10. Shorter turnaround time

As per the new guidelines, the insurer has to settle/ reject health insurance claims within a period of 30 days from the date the claim is received. Any delays will incur penalties for the insurance company.

Conclusion 

An adequate health insurance cover, for not just oneself but his or her family too, has become the need of the times. The government recognizing the importance of this has incentivized and made the insurance process simpler and more cost effective. It is best that one takes advantage of these new guidelines and secures the lives and future of his or her family.
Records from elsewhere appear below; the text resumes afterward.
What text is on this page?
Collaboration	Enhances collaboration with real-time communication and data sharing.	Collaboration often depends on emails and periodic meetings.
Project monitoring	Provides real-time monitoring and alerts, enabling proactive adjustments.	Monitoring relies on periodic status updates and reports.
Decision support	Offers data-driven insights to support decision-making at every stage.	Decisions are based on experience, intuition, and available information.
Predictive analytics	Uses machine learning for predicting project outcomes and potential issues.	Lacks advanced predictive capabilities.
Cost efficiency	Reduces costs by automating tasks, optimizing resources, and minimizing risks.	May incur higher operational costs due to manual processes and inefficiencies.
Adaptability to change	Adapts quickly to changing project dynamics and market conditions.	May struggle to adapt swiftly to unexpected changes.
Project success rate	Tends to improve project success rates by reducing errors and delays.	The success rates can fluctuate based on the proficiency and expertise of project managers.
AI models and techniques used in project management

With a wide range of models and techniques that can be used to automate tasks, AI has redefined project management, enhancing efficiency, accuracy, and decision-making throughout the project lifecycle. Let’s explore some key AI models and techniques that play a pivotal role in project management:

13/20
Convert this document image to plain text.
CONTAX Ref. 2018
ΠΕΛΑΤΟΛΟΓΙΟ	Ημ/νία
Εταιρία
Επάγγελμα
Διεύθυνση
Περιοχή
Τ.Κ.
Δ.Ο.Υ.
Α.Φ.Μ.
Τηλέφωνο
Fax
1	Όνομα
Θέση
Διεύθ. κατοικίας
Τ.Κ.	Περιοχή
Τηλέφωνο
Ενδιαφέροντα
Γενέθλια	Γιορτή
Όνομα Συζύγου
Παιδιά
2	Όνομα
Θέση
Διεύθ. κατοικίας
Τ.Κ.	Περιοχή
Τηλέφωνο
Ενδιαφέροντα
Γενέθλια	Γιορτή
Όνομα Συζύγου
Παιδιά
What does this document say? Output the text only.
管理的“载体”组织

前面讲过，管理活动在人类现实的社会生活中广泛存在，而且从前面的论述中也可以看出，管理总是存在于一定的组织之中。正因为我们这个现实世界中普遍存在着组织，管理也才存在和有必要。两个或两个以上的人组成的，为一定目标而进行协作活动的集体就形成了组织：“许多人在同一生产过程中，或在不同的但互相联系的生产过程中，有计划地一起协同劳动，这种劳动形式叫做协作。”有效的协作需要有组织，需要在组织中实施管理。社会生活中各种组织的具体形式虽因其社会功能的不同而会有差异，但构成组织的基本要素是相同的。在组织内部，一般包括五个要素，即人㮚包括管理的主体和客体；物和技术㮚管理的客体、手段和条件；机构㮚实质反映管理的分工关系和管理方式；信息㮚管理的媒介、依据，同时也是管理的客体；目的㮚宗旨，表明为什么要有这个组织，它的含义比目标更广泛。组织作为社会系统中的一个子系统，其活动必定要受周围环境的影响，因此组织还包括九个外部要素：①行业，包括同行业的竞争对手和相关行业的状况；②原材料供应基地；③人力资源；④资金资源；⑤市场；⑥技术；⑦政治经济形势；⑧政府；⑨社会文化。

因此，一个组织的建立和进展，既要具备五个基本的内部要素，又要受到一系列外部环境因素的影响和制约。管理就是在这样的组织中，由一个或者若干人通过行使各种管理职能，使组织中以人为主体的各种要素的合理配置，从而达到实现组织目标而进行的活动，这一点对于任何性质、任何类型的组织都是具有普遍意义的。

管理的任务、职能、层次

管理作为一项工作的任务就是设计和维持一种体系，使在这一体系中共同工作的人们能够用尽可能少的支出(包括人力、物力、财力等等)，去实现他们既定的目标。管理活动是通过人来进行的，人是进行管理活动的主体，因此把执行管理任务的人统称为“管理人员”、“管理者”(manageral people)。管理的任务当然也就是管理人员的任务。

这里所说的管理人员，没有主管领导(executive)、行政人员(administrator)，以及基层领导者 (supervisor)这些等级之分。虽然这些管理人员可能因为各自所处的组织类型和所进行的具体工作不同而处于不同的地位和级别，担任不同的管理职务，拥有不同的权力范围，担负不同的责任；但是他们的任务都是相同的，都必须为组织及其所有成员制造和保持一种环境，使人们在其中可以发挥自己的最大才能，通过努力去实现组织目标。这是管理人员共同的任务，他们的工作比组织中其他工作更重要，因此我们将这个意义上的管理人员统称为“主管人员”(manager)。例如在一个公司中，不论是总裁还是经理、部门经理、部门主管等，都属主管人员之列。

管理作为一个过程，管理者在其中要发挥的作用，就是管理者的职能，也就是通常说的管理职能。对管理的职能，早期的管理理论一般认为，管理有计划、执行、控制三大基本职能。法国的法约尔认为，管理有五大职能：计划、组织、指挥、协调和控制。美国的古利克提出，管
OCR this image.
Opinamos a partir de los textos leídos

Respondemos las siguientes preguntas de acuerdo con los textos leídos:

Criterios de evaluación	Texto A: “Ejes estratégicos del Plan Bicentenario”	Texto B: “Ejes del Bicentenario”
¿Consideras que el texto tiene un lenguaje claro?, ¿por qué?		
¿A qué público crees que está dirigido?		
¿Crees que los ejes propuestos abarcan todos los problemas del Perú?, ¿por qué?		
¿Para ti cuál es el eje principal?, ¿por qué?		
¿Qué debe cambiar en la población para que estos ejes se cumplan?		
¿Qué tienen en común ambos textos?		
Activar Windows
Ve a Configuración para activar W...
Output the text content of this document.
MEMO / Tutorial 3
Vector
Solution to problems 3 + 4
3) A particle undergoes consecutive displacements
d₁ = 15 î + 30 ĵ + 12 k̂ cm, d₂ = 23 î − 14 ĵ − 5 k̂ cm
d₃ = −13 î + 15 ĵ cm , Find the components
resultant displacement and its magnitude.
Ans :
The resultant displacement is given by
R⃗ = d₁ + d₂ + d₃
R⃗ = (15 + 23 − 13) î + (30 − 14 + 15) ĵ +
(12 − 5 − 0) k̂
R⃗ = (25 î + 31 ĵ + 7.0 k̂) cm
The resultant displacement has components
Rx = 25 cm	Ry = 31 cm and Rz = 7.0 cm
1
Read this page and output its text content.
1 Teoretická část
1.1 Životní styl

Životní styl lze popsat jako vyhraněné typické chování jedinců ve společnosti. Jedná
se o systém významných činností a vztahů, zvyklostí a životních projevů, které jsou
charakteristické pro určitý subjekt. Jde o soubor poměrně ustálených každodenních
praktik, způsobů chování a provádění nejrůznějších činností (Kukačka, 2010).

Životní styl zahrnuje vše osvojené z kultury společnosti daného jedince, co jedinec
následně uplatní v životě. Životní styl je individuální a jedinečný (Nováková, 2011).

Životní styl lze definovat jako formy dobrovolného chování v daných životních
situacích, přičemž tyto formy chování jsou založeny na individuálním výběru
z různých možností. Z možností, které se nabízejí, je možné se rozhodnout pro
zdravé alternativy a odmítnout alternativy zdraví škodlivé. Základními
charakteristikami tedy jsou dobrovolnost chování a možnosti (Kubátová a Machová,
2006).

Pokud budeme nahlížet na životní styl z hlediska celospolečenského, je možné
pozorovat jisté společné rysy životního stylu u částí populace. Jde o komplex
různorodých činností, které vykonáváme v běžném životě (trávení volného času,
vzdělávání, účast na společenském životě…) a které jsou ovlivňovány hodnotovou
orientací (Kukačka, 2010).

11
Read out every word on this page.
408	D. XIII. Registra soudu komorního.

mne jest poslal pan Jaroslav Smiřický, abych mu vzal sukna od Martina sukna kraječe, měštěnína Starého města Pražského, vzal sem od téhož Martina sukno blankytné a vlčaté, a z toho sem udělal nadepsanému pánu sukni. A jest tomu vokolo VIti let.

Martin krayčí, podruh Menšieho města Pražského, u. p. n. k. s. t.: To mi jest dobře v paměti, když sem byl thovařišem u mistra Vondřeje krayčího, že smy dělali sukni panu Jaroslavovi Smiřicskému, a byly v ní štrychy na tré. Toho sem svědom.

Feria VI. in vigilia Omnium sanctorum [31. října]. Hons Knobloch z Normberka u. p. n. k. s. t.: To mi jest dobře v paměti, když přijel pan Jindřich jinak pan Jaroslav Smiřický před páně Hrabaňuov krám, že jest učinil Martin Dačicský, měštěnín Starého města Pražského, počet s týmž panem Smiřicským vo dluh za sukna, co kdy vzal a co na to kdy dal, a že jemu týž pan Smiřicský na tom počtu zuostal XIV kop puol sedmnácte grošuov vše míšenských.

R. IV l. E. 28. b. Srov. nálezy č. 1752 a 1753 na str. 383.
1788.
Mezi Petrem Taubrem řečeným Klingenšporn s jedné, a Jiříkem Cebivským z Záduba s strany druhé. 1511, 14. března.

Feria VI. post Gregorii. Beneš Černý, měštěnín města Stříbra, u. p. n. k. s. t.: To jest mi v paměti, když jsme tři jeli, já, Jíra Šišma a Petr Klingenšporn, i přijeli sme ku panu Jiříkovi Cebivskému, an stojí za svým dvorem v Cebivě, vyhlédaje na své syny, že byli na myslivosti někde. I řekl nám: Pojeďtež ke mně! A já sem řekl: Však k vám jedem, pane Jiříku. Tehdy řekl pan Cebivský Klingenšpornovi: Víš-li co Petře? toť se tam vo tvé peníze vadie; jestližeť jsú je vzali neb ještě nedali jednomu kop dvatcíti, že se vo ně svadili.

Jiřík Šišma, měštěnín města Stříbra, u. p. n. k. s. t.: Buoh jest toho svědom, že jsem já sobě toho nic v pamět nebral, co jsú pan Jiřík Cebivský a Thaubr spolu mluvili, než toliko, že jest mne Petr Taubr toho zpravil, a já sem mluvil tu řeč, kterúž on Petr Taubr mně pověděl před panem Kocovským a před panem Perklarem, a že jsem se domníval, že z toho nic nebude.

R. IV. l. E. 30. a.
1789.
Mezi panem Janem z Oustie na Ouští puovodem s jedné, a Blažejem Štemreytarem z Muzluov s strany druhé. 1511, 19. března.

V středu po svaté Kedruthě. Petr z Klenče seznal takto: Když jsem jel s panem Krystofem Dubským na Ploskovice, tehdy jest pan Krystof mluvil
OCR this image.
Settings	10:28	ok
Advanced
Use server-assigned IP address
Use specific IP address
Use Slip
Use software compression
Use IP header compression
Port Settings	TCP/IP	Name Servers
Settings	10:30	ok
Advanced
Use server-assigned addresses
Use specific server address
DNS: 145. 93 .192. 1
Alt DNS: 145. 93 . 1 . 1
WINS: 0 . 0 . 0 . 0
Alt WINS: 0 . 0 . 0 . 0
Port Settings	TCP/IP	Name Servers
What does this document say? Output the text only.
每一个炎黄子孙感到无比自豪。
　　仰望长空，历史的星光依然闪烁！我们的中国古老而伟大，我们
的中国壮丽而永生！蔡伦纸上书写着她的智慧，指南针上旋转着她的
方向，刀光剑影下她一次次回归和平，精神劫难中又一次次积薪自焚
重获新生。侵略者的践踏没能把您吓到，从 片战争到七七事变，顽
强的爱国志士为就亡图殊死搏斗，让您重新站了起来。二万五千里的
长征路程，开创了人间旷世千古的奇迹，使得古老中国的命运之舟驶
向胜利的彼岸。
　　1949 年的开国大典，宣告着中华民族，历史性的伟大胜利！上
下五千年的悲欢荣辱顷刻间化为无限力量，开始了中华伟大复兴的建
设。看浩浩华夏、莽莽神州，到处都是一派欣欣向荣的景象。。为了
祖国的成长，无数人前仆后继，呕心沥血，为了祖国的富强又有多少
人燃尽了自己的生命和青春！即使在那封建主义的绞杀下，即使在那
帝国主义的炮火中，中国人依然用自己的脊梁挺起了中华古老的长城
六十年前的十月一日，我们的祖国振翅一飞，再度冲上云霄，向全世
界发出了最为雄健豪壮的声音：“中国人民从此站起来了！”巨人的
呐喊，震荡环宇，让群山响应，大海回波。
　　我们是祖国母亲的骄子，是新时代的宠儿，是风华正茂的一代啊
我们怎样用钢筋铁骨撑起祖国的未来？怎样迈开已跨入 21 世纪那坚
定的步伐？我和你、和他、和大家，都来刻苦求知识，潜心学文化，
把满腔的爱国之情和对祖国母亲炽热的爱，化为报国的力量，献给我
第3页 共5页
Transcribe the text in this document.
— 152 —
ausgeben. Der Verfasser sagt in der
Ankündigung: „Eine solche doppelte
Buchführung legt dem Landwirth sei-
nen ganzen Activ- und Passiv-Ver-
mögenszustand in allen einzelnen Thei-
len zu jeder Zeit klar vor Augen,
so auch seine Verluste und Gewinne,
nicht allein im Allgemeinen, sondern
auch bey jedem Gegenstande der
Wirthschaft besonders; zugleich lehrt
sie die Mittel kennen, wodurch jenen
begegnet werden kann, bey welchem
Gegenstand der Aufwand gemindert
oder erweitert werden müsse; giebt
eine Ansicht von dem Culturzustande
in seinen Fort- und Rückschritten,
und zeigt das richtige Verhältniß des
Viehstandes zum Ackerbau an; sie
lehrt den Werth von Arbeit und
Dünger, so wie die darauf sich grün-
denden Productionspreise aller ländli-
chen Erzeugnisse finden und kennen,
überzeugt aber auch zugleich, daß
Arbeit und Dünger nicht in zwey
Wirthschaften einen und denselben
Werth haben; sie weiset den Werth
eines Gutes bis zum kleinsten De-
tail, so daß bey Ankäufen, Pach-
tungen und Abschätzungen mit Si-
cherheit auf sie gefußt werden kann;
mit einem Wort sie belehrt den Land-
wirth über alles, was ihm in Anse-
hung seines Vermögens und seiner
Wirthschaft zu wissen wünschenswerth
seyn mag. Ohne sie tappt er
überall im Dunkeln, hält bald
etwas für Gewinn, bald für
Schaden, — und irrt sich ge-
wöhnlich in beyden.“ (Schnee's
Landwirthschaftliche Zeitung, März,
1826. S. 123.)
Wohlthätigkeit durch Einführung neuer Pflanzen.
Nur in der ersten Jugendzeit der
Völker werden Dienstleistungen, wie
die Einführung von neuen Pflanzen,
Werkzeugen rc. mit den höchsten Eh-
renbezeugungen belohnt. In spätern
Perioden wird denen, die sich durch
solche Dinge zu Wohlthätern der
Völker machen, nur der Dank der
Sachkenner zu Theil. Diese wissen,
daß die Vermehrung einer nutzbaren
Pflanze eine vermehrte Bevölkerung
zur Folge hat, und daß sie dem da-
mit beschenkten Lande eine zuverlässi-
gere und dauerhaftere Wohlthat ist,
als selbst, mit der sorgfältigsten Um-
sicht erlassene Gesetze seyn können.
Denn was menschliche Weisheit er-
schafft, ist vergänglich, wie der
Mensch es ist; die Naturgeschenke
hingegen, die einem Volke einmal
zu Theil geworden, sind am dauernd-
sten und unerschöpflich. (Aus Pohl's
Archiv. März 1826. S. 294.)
Frequently asked questions

  1. Can claims made by a policyholder who has insurance for 10 years be rejected?
    No, the new guidelines have clearly stated that any claims made by policyholders after crossing the moratorium period of 8 years cannot be rejected.
  1. What is the penalty that the insurance company has to pay if the claims are not settled on time?
    The reimbursement of the claim has to happen within 30 days failing which a penalty of 2% above the applicable bank rate must be paid on the claim amount.
  1. Will mental illness be covered under health insurance policies?
    Yes, indeed, mental illnesses will be covered.